In general, the PC gets saved as the return address in a function call. On non-ARM linux systems with GCC, you can call __builtin_return_address(0) to obtain the return address of the current function call context. Obtaining the program counter in this way incurs the penalty of adding a function call, but it avoids inline assembly, so this technique is portable to any system supported by GCC.

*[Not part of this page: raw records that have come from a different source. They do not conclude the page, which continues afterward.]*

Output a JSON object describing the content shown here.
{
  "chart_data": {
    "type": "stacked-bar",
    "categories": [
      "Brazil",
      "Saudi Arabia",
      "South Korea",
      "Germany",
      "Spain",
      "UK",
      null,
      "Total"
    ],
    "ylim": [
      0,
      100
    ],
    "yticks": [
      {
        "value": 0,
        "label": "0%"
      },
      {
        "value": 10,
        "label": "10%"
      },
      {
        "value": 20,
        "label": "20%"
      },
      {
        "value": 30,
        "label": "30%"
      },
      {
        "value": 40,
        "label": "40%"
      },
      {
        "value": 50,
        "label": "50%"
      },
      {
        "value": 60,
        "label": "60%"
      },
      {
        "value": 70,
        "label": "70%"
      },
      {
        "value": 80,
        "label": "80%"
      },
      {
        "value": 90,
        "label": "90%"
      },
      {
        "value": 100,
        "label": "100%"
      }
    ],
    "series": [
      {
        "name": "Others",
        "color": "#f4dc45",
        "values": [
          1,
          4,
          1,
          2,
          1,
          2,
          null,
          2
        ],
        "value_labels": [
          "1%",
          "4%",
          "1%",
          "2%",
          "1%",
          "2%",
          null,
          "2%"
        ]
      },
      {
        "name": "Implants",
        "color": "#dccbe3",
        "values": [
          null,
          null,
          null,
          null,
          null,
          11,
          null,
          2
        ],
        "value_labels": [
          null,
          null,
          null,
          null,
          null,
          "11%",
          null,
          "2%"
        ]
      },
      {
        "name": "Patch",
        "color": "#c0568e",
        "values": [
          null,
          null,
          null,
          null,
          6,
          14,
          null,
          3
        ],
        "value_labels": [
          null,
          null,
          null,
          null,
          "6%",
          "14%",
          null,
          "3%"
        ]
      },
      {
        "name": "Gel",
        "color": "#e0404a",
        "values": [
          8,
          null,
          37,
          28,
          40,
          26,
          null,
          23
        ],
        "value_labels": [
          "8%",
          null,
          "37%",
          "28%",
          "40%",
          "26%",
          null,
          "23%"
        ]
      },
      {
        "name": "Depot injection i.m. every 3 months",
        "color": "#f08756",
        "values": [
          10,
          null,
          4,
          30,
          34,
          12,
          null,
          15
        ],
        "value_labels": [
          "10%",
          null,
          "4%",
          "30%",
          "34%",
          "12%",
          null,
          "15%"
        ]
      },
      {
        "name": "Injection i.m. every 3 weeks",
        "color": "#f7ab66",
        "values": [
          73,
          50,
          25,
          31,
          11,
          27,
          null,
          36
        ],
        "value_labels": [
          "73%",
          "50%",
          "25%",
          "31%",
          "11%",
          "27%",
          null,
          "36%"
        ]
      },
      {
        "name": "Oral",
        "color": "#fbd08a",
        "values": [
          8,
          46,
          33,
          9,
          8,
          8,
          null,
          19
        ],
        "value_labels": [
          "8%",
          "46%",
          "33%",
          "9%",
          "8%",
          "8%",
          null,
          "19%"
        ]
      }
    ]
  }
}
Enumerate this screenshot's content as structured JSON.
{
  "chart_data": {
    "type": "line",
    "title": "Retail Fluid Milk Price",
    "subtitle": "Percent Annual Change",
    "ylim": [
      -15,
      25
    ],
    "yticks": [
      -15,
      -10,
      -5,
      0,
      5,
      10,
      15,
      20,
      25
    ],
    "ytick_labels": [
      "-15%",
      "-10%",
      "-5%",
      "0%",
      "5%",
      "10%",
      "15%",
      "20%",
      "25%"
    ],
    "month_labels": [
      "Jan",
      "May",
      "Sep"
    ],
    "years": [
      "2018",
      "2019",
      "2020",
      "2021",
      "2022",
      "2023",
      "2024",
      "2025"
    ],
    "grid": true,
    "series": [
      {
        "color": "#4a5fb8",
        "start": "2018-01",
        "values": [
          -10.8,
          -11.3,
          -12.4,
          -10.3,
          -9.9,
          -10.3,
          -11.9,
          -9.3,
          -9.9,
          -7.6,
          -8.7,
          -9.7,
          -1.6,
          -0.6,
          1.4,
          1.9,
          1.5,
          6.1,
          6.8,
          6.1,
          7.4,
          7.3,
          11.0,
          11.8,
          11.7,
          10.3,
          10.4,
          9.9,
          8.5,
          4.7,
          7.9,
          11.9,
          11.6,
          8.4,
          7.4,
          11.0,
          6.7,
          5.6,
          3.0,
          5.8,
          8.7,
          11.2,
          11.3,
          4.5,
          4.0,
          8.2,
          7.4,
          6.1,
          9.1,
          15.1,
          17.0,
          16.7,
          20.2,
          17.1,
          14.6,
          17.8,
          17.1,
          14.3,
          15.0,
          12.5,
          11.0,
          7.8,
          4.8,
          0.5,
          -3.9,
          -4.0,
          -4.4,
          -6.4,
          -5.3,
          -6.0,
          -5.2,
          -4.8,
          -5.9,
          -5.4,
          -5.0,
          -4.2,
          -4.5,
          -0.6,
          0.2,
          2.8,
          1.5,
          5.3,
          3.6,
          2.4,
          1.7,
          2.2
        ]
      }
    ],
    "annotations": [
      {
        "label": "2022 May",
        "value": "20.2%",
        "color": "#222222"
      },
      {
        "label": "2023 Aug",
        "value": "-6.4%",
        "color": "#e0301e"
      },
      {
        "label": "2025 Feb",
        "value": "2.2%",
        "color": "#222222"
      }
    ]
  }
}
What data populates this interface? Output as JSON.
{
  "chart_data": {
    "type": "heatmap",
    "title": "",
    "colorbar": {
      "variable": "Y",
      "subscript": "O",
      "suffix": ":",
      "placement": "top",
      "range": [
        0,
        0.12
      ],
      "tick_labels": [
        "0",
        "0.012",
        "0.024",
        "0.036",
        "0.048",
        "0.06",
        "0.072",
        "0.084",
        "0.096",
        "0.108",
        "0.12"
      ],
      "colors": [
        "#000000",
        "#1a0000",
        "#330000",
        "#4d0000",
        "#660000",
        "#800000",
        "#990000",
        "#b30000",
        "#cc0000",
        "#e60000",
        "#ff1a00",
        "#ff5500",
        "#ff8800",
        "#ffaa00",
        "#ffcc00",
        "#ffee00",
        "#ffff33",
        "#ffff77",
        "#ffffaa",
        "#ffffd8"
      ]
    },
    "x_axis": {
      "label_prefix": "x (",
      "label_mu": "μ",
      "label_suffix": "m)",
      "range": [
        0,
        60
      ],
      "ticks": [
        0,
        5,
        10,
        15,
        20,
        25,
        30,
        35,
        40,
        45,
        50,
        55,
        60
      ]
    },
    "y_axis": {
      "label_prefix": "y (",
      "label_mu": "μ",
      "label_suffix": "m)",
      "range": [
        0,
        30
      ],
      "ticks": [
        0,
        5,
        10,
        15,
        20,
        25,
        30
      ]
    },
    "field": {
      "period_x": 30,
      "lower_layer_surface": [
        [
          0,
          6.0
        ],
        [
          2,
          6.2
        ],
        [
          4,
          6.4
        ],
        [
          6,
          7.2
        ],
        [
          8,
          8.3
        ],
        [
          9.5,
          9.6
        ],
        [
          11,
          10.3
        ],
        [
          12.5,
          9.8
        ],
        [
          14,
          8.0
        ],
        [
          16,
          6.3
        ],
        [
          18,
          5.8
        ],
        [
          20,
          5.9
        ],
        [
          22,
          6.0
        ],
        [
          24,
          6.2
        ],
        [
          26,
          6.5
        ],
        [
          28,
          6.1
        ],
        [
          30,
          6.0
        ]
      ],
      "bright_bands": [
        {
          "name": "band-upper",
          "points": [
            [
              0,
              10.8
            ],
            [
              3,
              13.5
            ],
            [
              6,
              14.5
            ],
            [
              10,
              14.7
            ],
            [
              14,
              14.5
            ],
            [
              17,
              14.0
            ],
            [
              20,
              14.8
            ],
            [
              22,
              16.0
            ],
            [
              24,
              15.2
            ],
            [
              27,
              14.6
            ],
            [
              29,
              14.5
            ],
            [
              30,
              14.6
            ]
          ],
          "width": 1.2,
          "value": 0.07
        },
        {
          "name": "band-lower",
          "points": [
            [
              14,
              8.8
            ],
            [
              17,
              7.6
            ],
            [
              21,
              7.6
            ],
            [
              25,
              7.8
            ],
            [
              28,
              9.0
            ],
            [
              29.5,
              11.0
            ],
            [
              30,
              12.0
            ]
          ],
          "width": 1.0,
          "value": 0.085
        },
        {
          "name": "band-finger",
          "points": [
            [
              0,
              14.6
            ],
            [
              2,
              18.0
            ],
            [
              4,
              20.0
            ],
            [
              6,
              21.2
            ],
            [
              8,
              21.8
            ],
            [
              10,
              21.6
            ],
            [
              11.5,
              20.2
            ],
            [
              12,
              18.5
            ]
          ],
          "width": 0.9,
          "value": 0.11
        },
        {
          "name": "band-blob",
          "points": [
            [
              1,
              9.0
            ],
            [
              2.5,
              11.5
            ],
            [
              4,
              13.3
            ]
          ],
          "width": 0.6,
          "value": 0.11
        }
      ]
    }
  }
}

void * get_pc () { return __builtin_return_address(0); }
int main () {
    printf("%p\n", get_pc());
    printf("%p\n", get_pc());
    printf("%p\n", get_pc());
    return 0;
}

When I run the above program on my x86 system, it produces the output:

0x8048432
0x8048447
0x804845c

When disassembled in gdb:

Dump of assembler code for function main:
   0x08048424 <+0>: push   %ebp
   0x08048425 <+1>: mov    %esp,%ebp
   0x08048427 <+3>: and    $0xfffffff0,%esp
   0x0804842a <+6>: sub    $0x10,%esp
   0x0804842d <+9>: call   0x804841c <get_pc>
   0x08048432 <+14>:    mov    %eax,0x4(%esp)
   0x08048436 <+18>:    movl   $0x8048510,(%esp)
   0x0804843d <+25>:    call   0x80482f0 <printf@plt>
   0x08048442 <+30>:    call   0x804841c <get_pc>
   0x08048447 <+35>:    mov    %eax,0x4(%esp)
   0x0804844b <+39>:    movl   $0x8048510,(%esp)
   0x08048452 <+46>:    call   0x80482f0 <printf@plt>
   0x08048457 <+51>:    call   0x804841c <get_pc>
   0x0804845c <+56>:    mov    %eax,0x4(%esp)
   0x08048460 <+60>:    movl   $0x8048510,(%esp)
   0x08048467 <+67>:    call   0x80482f0 <printf@plt>
   0x0804846c <+72>:    mov    $0x0,%eax
   0x08048471 <+77>:    leave  
   0x08048472 <+78>:    ret    
End of assembler dump.

Answer 3

On ARM, you can use:

static __inline__ void * get_pc(void)  {
    void *pc;
    asm("mov %0, pc" : "=r"(pc));
    return pc;
}

Or this one should work as well:

static __inline__ void * get_pc(void) {
    register void * pc __asm__("pc");
    __asm__("" : "=r"(pc));
    return pc;
}

The forced inlining is important here, because that ensures you retrieve PC as per the call site.

Edit: just remembered, __current_pc() ARM intrinsic. GCC should have this as well.